PRESERVATION I: Bioabsorbable Cardiac Matrix Does Not Benefit STEMI Patients
LONDON, England—Use of a novel bioabsorbable cardiac matrix (BCM) in STEMI patients with large infarcts is safe but does not prevent LV remodeling or other adverse outcomes, according to results presented September 1, 2015, at the European Society of Cardiology Congress.
The BCM, dubbed IK-5001 (Bellerophon Therapeutics; Hampton, NJ), is a combination of sodium alginate and calcium gluconate that turns into a flexible hydrogel in the presence of free calcium. The gel replaces the degraded extracellular matrix, which results in reduced wall stress and a thicker scar. In animal models, the BCM, which dissolves in 4 to 6 weeks, provided mechanical support and prevented remodeling during the healing period.
For PRESERVATION I, Uwe Zeymer, MD, of Institut für Herzinfarktforschung (Ludwigshafen, Germany), and colleagues enrolled 303 STEMI patients with large infarcts (defined by peak cardiac markers, clinical presentation, and imaging) between April 2014 and December 2014 at 64 centers in 9 countries. The patients were randomized to receive a 4 mL intracoronary injection of BCM (n = 201) or saline (n = 102) between 2 and 5 days after the infarction as long as they had achieved TIMI 3 flow. The deployment was performed via a dedicated catheter proximal to the stent of the infarct-related artery.

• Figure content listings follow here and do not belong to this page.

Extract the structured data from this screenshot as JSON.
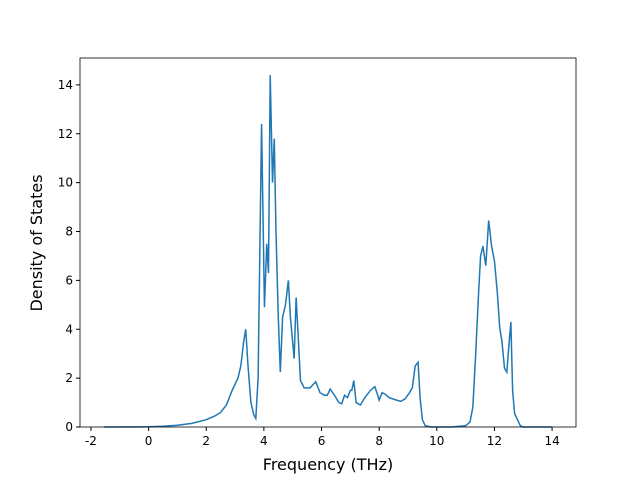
{
  "chart_data": {
    "type": "line",
    "x_label": "Frequency (THz)",
    "y_label": "Density of States",
    "x": [
      -1.55,
      -1,
      0,
      0.5,
      1,
      1.5,
      2,
      2.3,
      2.5,
      2.7,
      2.9,
      3.1,
      3.2,
      3.3,
      3.37,
      3.45,
      3.55,
      3.65,
      3.72,
      3.8,
      3.92,
      4.02,
      4.1,
      4.16,
      4.22,
      4.3,
      4.36,
      4.42,
      4.5,
      4.57,
      4.65,
      4.75,
      4.85,
      4.92,
      5.05,
      5.12,
      5.2,
      5.27,
      5.4,
      5.6,
      5.8,
      5.95,
      6.1,
      6.2,
      6.3,
      6.45,
      6.6,
      6.7,
      6.8,
      6.9,
      7.0,
      7.05,
      7.12,
      7.2,
      7.35,
      7.5,
      7.7,
      7.85,
      7.95,
      8.0,
      8.1,
      8.2,
      8.35,
      8.6,
      8.75,
      8.9,
      9.05,
      9.15,
      9.25,
      9.35,
      9.42,
      9.5,
      9.6,
      9.8,
      10.5,
      11.0,
      11.15,
      11.25,
      11.35,
      11.45,
      11.52,
      11.6,
      11.7,
      11.8,
      11.9,
      12.0,
      12.1,
      12.18,
      12.26,
      12.35,
      12.43,
      12.5,
      12.57,
      12.63,
      12.7,
      12.8,
      12.9,
      13.0,
      14.0
    ],
    "series": [
      {
        "color": "#1f77b4",
        "values": [
          0,
          0,
          0.01,
          0.03,
          0.07,
          0.15,
          0.3,
          0.45,
          0.6,
          0.9,
          1.5,
          2.0,
          2.5,
          3.5,
          4.0,
          2.5,
          1.0,
          0.5,
          0.35,
          2.0,
          12.4,
          4.9,
          7.5,
          6.3,
          14.4,
          10.0,
          11.8,
          8.0,
          4.5,
          2.25,
          4.5,
          5.0,
          6.0,
          4.5,
          2.8,
          5.3,
          3.5,
          1.9,
          1.6,
          1.6,
          1.85,
          1.4,
          1.3,
          1.3,
          1.55,
          1.3,
          1.0,
          0.95,
          1.3,
          1.2,
          1.5,
          1.5,
          1.9,
          1.0,
          0.9,
          1.2,
          1.5,
          1.65,
          1.3,
          1.1,
          1.4,
          1.35,
          1.2,
          1.1,
          1.05,
          1.15,
          1.4,
          1.6,
          2.5,
          2.65,
          1.2,
          0.3,
          0.05,
          0,
          0,
          0.05,
          0.2,
          0.8,
          3.0,
          5.5,
          7.0,
          7.4,
          6.6,
          8.45,
          7.4,
          6.8,
          5.5,
          4.1,
          3.5,
          2.4,
          2.25,
          3.3,
          4.3,
          1.5,
          0.55,
          0.3,
          0.05,
          0,
          0
        ]
      }
    ],
    "xlim": [
      -2.38,
      14.83
    ],
    "ylim": [
      0,
      15.1
    ],
    "xticks": [
      -2,
      0,
      2,
      4,
      6,
      8,
      10,
      12,
      14
    ],
    "yticks": [
      0,
      2,
      4,
      6,
      8,
      10,
      12,
      14
    ]
  }
}
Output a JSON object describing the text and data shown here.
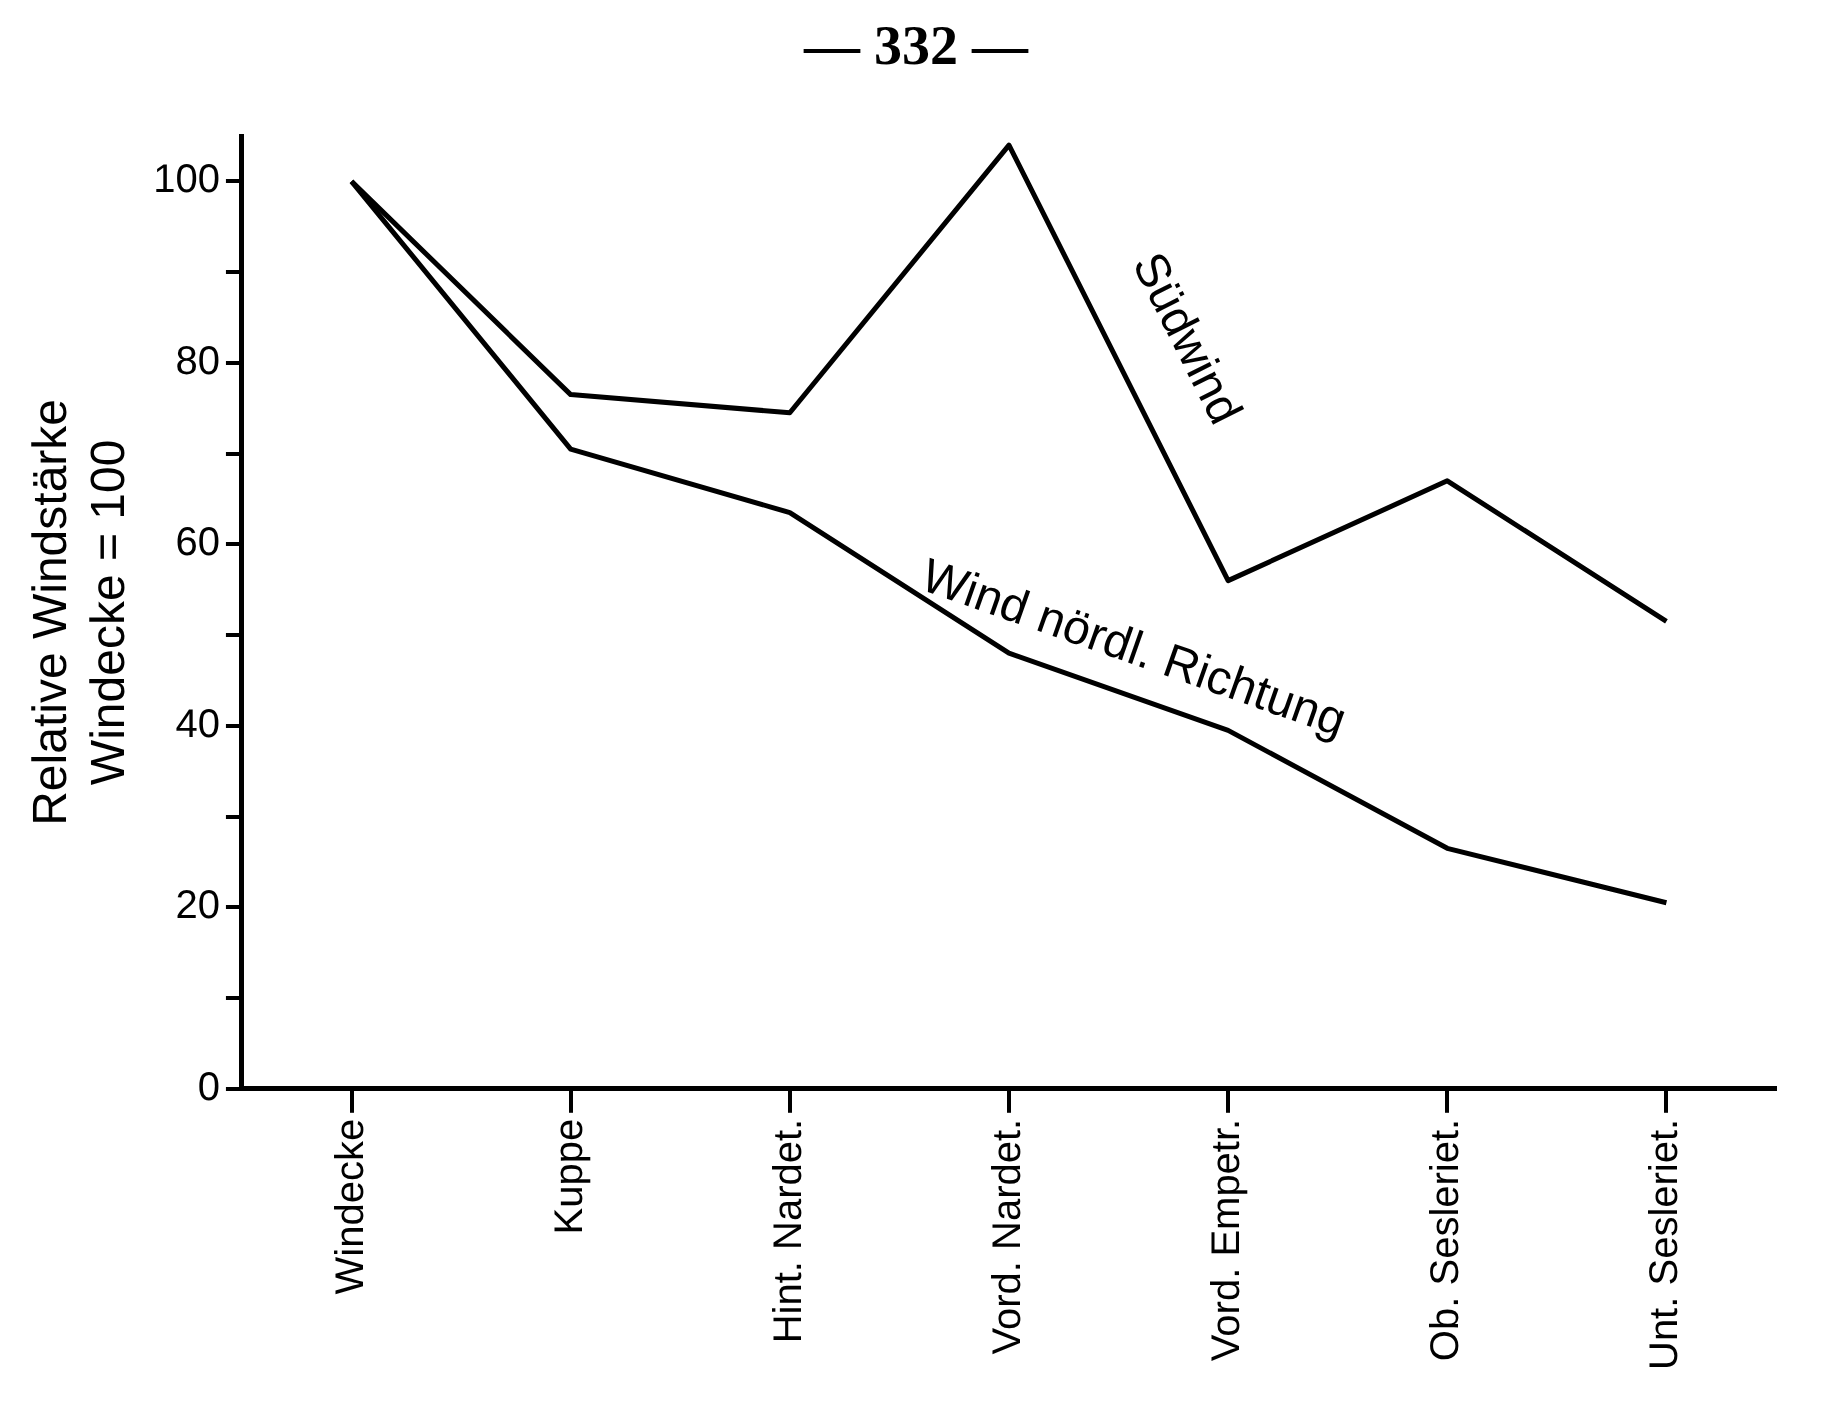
{
  "chart_data": {
    "type": "line",
    "ylabel": "Relative Windstärke\nWindecke = 100",
    "annotations": [
      "— 332 —"
    ],
    "categories": [
      "Windecke",
      "Kuppe",
      "Hint. Nardet.",
      "Vord. Nardet.",
      "Vord. Empetr.",
      "Ob. Sesleriet.",
      "Unt. Sesleriet."
    ],
    "series": [
      {
        "name": "Südwind",
        "color": "#000000",
        "values": [
          100,
          76.5,
          74.5,
          104,
          56,
          67,
          51.5
        ]
      },
      {
        "name": "Wind nördl. Richtung",
        "color": "#000000",
        "values": [
          100,
          70.5,
          63.5,
          48,
          39.5,
          26.5,
          20.5
        ]
      }
    ],
    "ylim": [
      0,
      105
    ],
    "yticks": [
      0,
      {
        "value": 10,
        "label": null
      },
      20,
      {
        "value": 30,
        "label": null
      },
      40,
      {
        "value": 50,
        "label": null
      },
      60,
      {
        "value": 70,
        "label": null
      },
      80,
      {
        "value": 90,
        "label": null
      },
      100
    ],
    "grid": false,
    "legend": false,
    "marker": "none",
    "line_style": "solid"
  }
}
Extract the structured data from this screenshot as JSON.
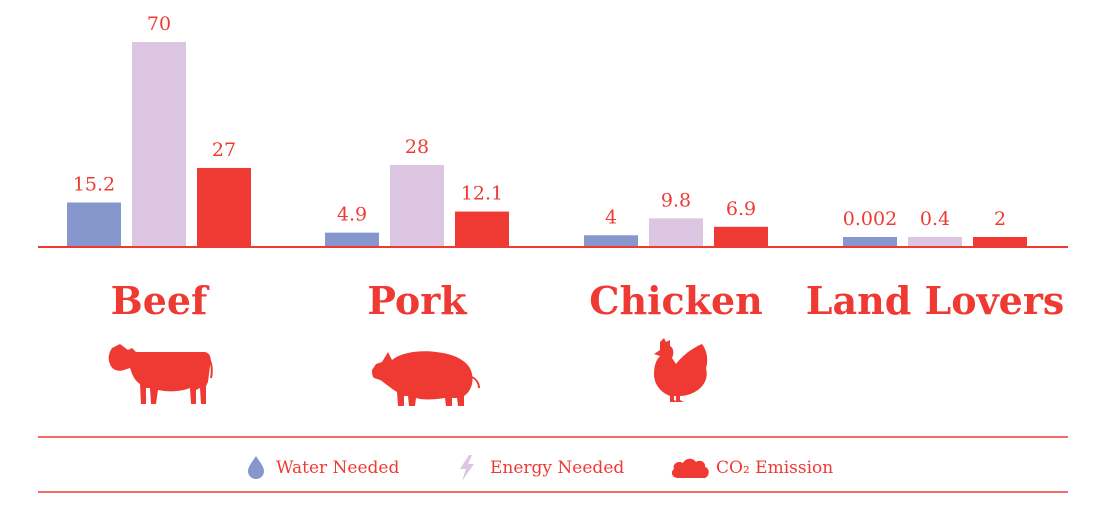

Baseline characteristics were largely similar in both groups, although patients in the BCM group tended to have larger infarcts associated with higher NT-pro-BNP levels.
At 6 months, there was an increase in LV end-diastolic volume index (LVEDVI; primary endpoint), with no difference between the groups (difference of 3.8 mL/m2; 95% CI -0.5 to 8.0). The same held true at 12 months. Additionally, the BCM arm did not have a significant advantage for any of the secondary outcomes at 6 months; however, there was a trend toward a greater increase in the 6-minute walk test (table 1).
There was no difference in the composite endpoint of cardiovascular death, acute MI, revascularization, stent thrombosis, arrhythmia, or myocardial rupture between the treatment groups (P = .5).
Repeat catheterization was done in 22% of patients, but there were no differences between BCM and saline within 24 hours with respect to ischemia and arrhythmia. Five occlusions occurred in the BCM group compared with 1 among saline controls.
Not the End of BCM
The large size of the infarcts included in PRESERVATION I likely explain the discrepant findings compared with the animal models, Dr. Zeymer said. “This might have prevented the BCM to go into the infarct myocardium,” he suggested, adding that future studies should look at different patient populations and potentially deploy the BCM earlier. It might also be studied in combination therapies with stem cells.
Discussing the study, Marc Claeys, MD, of the University of Antwerp (Antwerp, Belgium), explained that “the adverse remodeling process is complex and seems to be triggered by a couple of pathways such as neurohumoral activation, inflammation, and apoptosis. You might have the perception that with timely reperfusion [in STEMI]… the issue of remodeling is almost solved [but] reality shows you that even today the risk of adverse remodeling is present in up to 40% of our STEMI patients, as was shown by the CIRCUS trial. So there’s a clear need to achieve reverse remodeling.”
Although the primary endpoint of the study was not met, it proves the safety of the procedure, Dr. Claeys said. He suggested the following 3 reasons for the negative results:
- The concentration of the artificial matrix might have been too low to increase scar thickness
- Matrix fixation and absorption rate in humans is unknown
- Only relying on mechanical support might not be enough to obtain reverse remodeling without more active regeneration of myocardium
“This is not the end of the study. This could be the beginning,” he concluded.
Zeymer U. PRESERVATION I: bioabsorbable cardiac matrix for the prevention of remodeling of the ventricle after large ST-segment elevation myocardial infarction. Presented at: European Society of Cardiology Congress; September 1, 2015; London, England.
- PRESERVATION I was sponsored by Bellerophon.
- Dr. Zeymer reports receiving honoraria.
- Dr. Claeys reports holding stocks in, receiving consulting and royalty fees from, or owning a healthcare company.